Autumn Eversman, Staff Writer

Everywhere in Minnesota and other places in the Midwest, having an early spring is a phenomenon that surprises many. Usually, the weather doesn’t reach the 50s or 60s until May. However, in recent years, spring has come early. This may seem fortunate to many Minnesotans, but the early spring could be a sign of a more disastrous future. 

“I think the early spring means that weather temperatures and seasons are going to get a lot more volatile these coming years. We’ve already had some pretty crazy weather with the winter vortex,” Gabi Malaret, ‘23, said. “I think, as climate change progresses, the climate is just going to get crazier and crazier, and with the warming and rising sea levels, it’s just never going to be normal.”

Climate change is a term used to reference the changing temperatures, ecosystems and climate of the Earth. It is one of the biggest threats, if not the biggest threat, to humanity.

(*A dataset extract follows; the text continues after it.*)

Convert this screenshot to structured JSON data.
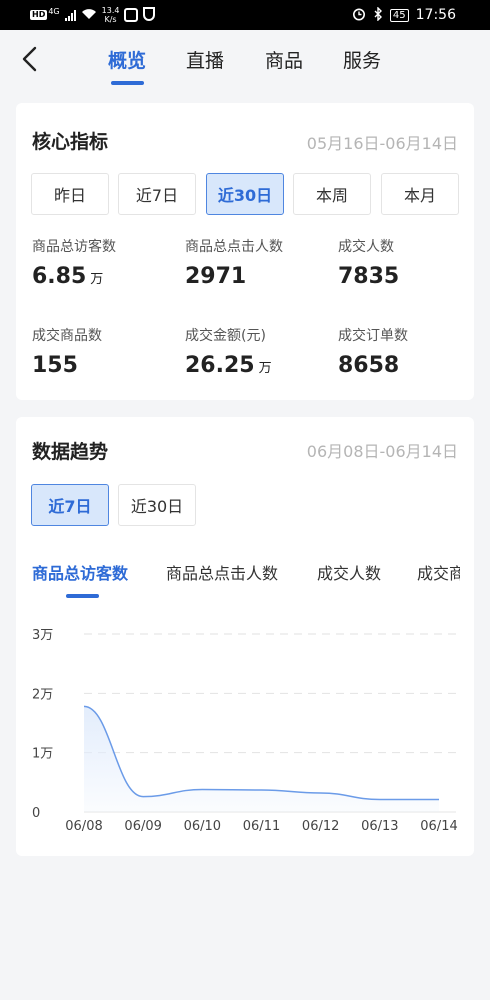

“More and more Minnesotans are starting to notice the effects of climate change here at home,” stated the Minnesota Pollution Control Agency. “Across the state, communities and individuals are experiencing higher temperatures, more extreme storms with intense flooding, and changes in our unique and cherished ecosystems.” 

The early spring is just one of many signs of the worsening conditions of climate change. Many weather patterns have changed in Minnesota, and the state’s most recent springs have come a lot earlier than springs a hundred years ago. Winters are predicted to have an increase in snow or precipitation, and summers are predicted to get warmer. 

“In the Twin Cities, annual average temperatures increased by 3.2 degrees Fahrenheit from 1951 to 2012, which was faster than both national and global rates of increase,” stated the Minnesota Pollution Control Agency. “This doesn’t seem like much, but in cities, that small increase can add up. Some parts of the cities can spike up to 9 degrees higher than other areas. On an 88 degree day, that means that temperatures in some places can rise to over 100 degrees.” 

 Nationally, in the past fifty years, the amount of rainfall per year has increased 5% to 10%. On the four rainiest days, the amount of rainfall has increased 35%. In Minnesota, rainfall has increased 20% between 1951 and 2012. With increased temperatures and rainfall, the land of 10,000 lakes could possibly start to flood more often, and this would only increase over time. 

The changing ecosystems are also a concern. The Lone Star tick, native to Texas, has migrated to Minnesota and just keeps moving north. A bit from this tick has been known to cause Alpha-gal syndrome, which is commonly known as a red meat allergy. Climate change has changed the ecosystem, causing the Lone Star tick to be one of many creatures whose migration patterns have changed. 

Climate change is seen on a regular basis by people who spend a lot of time outdoors. It is a problem that is affecting how Minnesotans live their everyday lives. 

“I was on the alpine team, and we noticed the snow conditions, which started getting a lot worse a lot earlier this year,” Malaret said. “Last year in our final race, it was maybe in the 20s or 30s, and our snow condition was pretty good because it was snowing frequently. Then, this year, we got less and less snow later in the year. In the last month, month and a half of the season, instead of being in the 10s, 20s, 30s, which is pretty good ski weather, we noticed the temperatures creeping up to the forties and fifties really early, which melted what already little snow that we had. That made skiing a lot more difficult. 

“Those who were state qualifiers performed pretty poorly this year because the snow conditions were so bad, and the course deteriorated a lot quicker. I specifically remember one practice where we didn’t even ski or do the course for half the practice because they had to salt and then fertilize the course to try to keep it together, which didn’t really work. Typically, at the end of the season, we would go two more weeks of practice, maybe even three if the conditions were good, but this year, the season ended a lot earlier because it was just not worth it to go out and ski. I heard the same things from people in Nordic. Some of their last races were like people skiing in mud patches.”

Climate change is an issue that affects people worldwide, and it is important to remember that it applies to everyone everywhere. Remember to recycle and reuse. Be an ally to Mother Nature.